Households will not learn extent of water charges until August

Fees to be revealed after local and European elections in May, committee told

 Irish Water  meter installation.   Photograph: Colm Mahady / Fennells

Irish Water meter installation. Photograph: Colm Mahady / Fennells


Regulators will set water charges in August, meaning consumers will not know how much they will have to pay for water until after local and European elections in May.

At a hearing today of the Oireachtas environment committee, energy regulator Paul McGowan said tariffs will be set in August by the Commission for Energy Regulation following its consideration of cost submissions from Irish Water.

For its part, Irish Water has told the committee that it will make an interim price control submission to the regulator “in a few weeks”. This will be followed next month by submissions on the tariff structure and connection charge structure. A water charges plan submission will be made in June, it said.

In its submission to the committee, Irish Water said it has already installed more than 115,000 meters and was meeting a monthly installations target of 27,000 per month. The organisation reported “less than 2 per cent customer complaints”.

It added the metering project had uncovered badly corroded service connections which were leaking heavily and said this provided an opportunity confront the problem in partnership with local authorities.
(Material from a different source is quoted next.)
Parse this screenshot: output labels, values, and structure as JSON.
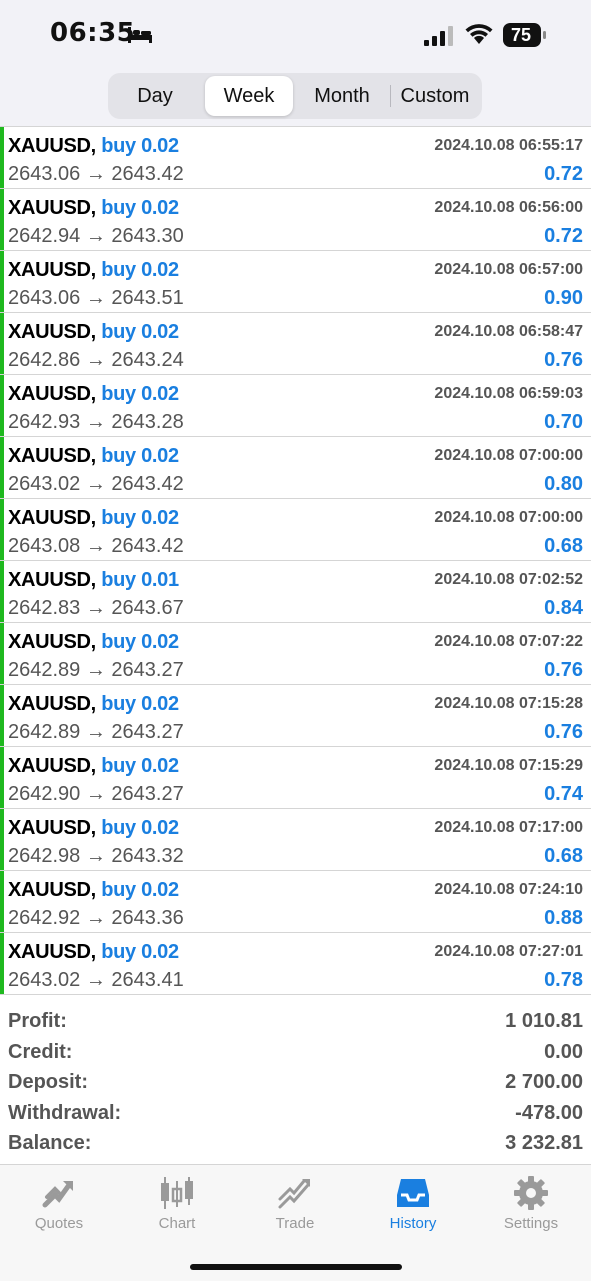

However, Sinn Féin environment spokesman Brian Stanley said after the committee hearing that it was not clear who would pay for the leakages.

“This has imposed a cost on the local authorities concerned, despite an assurance from Irish Water that the private contractors concerned would be liable for repairs caused by the installation of meters,” Mr Stanley said.

“By my estimation, if the level of leaks caused so far is replicated across the state we will be looking at a final bill for repairs of between €18 and €20 million.”

Irish Water also said it was making major progress in its objective to elimination of boil water notices within 12 months.

Following controversy over the provision for “bonus” payments in the pay structure of Irish Water, the organistaion said a portion of salary was deliberately set “at risk” in its pay system.

“In other words, if targets are not hit, the person loses out on that segment of their salary. This new approach has been pioneered by Bord Gáis and sees each salary broken into two parts: a base pay level; a performance related element which is ‘at risk’.”

The total of the two elements would add up to the “external market pay level” for any given job, Irish Water said. It said the model would drive efficiencies, provide for a pay freeze, eliminate increments and require pay ranges to be externally benchmarked.